Der Ford Focus Turnier ist ihr Typ, wenn Sie einen Kompakten mit Kombiheck suchen, der nicht nur in puncto Geräumigkeit überzeugen kann, sondern auch bei der Sicherheitsausstattung. Und wenn Ihnen die Materialanmutung im Innenraum nicht so wichtig ist, Sie dafür aber ein Fan von Schnäppchen sind: Denn dieser Ford ist im Alter erstaunlich günstig zu haben. Vor allem mit Dieselmotor unter der Haube. Aber auch den Fans moderner Turbobenziner hat Ford etwas zu bieten. Und da der Nachfolger schon bereitsteht, werden die Preise weiter purzeln.

Das gefällt uns:

Dass Ford es schafft, trotz Weltauto-Konzept die Eigenheiten der Märkte nicht zu vernachlässigen. Bei dieser Focus-Generation ist es gelungen, schon früh einige hilfreiche Assistenzsysteme in Serie zu bringen – eine löbliche Initiative.

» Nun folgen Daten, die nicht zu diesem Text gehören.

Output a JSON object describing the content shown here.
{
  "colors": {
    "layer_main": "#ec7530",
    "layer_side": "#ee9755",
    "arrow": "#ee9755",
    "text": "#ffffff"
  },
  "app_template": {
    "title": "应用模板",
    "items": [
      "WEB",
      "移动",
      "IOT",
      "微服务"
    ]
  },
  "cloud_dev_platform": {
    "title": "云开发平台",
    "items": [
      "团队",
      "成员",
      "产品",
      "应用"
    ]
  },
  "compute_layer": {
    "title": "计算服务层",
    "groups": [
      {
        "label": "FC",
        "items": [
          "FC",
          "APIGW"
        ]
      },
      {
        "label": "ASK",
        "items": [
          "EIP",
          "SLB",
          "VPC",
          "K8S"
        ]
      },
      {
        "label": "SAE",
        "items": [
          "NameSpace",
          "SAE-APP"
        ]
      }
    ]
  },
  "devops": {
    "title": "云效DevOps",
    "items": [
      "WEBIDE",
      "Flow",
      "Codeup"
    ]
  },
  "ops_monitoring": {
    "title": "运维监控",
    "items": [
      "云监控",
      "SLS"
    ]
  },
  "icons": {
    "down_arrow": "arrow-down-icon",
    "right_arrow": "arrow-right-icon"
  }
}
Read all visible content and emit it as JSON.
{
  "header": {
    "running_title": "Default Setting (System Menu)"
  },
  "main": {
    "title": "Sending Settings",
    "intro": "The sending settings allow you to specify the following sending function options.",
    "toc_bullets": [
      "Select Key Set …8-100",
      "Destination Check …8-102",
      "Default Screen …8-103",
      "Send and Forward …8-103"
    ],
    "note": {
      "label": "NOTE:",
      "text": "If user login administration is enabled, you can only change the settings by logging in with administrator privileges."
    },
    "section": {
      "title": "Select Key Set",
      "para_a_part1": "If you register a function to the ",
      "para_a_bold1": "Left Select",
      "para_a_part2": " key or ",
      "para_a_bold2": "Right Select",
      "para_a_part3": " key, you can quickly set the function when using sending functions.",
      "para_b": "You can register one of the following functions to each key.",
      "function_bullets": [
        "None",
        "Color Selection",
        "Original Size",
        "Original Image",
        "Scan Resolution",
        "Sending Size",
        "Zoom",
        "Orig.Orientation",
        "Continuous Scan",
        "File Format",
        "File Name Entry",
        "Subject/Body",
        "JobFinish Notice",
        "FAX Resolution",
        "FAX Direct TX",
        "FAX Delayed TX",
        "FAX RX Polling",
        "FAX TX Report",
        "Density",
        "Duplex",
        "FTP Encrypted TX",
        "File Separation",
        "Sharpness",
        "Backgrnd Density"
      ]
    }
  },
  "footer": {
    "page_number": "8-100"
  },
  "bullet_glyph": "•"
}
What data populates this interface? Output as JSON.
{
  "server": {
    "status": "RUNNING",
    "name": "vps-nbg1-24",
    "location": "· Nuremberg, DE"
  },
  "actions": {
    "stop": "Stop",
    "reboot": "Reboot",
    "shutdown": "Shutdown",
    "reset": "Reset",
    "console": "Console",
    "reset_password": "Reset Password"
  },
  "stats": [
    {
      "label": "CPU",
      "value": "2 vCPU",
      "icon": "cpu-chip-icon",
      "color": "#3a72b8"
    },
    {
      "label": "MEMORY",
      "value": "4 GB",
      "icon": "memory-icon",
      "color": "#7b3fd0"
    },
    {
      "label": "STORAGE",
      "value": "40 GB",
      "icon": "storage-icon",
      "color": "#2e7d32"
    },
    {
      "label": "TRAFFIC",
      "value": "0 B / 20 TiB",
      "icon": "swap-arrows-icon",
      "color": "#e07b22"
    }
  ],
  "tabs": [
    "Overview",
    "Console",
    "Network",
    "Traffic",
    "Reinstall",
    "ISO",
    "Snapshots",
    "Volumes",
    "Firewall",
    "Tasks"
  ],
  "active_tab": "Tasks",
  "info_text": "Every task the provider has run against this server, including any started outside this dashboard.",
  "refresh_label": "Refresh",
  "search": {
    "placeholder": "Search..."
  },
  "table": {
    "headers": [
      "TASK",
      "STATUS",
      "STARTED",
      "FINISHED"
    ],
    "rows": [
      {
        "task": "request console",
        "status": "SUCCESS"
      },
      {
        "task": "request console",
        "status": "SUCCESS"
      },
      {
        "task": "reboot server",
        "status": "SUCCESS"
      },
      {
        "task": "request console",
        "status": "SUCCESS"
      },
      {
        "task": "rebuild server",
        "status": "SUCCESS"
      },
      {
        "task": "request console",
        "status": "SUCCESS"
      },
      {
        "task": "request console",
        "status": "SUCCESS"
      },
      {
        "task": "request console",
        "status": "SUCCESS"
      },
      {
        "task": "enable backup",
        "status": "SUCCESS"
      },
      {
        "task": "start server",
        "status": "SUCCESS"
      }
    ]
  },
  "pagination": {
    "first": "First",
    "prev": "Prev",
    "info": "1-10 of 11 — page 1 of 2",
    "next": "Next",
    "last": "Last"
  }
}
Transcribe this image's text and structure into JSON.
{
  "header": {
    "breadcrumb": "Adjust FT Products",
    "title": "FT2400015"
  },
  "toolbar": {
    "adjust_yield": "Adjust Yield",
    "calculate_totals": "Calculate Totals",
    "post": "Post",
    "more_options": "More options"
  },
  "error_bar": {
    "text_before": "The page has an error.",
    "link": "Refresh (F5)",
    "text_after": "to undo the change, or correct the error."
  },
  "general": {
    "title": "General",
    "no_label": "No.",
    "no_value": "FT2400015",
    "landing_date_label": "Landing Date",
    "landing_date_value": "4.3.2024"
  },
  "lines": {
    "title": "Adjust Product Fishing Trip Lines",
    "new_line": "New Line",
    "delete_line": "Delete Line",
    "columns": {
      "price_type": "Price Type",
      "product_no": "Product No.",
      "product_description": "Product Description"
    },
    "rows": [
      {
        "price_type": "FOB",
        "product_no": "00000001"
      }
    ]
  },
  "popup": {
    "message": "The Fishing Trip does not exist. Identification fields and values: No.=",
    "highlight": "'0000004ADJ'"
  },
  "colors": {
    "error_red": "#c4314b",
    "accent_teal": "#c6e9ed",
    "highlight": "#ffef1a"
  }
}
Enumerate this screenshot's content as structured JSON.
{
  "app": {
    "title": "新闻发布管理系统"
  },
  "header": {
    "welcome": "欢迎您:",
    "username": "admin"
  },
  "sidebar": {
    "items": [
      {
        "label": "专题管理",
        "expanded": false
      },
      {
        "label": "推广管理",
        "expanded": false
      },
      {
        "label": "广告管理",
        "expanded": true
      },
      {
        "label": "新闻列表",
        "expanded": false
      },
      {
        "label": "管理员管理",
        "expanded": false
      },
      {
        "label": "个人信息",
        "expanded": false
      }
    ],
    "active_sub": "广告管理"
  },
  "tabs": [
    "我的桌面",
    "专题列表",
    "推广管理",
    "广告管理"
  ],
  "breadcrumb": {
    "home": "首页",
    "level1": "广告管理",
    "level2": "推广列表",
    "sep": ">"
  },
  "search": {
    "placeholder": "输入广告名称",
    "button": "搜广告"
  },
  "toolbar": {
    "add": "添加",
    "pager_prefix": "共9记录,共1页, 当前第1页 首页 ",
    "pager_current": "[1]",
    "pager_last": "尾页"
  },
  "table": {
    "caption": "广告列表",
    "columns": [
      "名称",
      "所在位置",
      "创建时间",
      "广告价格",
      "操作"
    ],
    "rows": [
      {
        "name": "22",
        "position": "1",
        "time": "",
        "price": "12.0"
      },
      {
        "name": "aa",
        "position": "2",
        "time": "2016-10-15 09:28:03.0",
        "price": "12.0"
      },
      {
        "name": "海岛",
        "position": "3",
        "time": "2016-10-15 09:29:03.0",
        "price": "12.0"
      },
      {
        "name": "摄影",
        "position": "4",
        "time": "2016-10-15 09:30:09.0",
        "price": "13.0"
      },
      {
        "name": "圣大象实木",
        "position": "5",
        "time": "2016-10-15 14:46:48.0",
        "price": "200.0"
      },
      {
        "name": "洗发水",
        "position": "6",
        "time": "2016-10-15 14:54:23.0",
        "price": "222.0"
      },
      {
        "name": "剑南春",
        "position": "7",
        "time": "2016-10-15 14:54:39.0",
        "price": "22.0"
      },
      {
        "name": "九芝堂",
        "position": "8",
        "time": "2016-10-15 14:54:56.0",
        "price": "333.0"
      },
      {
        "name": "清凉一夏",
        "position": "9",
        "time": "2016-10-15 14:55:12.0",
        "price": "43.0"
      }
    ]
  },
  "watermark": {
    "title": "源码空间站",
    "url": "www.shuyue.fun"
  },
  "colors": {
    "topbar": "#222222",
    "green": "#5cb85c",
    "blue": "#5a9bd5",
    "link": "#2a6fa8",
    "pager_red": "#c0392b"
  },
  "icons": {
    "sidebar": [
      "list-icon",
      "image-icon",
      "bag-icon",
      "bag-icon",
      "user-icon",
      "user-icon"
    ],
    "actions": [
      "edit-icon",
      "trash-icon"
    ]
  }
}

Zudem ist sein günstiges Preis-Leistungs-Verhältnis auch auf dem Gebrauchtmarkt noch spürbar.

Das stört uns:

Die Qualitätsanmutung einiger Materialien im Innenraum. Denn da gibt es noch immer Schalter und Abdeckungen, die sich anfühlen, als wären sie nur mit der Spraydose lackiert worden. Hier könnte Ford mit vergleichsweise wenig Aufwand einen Aha- Effekt beim Kunden erzeugen – wir sind schon auf den Nachfolger gespannt!

So ist die Marktlage:

„Hervorragend“ ist noch untertrieben: Aufgrund zahlreicher verlockender Neuwagen- Schnäppchenpreise in den vergangenen Jahren sind die aktuellen Focus-Modelle häufig auf dem Gebrauchtwagenmarkt anzutreffen – und dabei vergleichsweise günstig. Daher dürfte die Suche nach Ihrem Traum-Focus nicht lange dauern.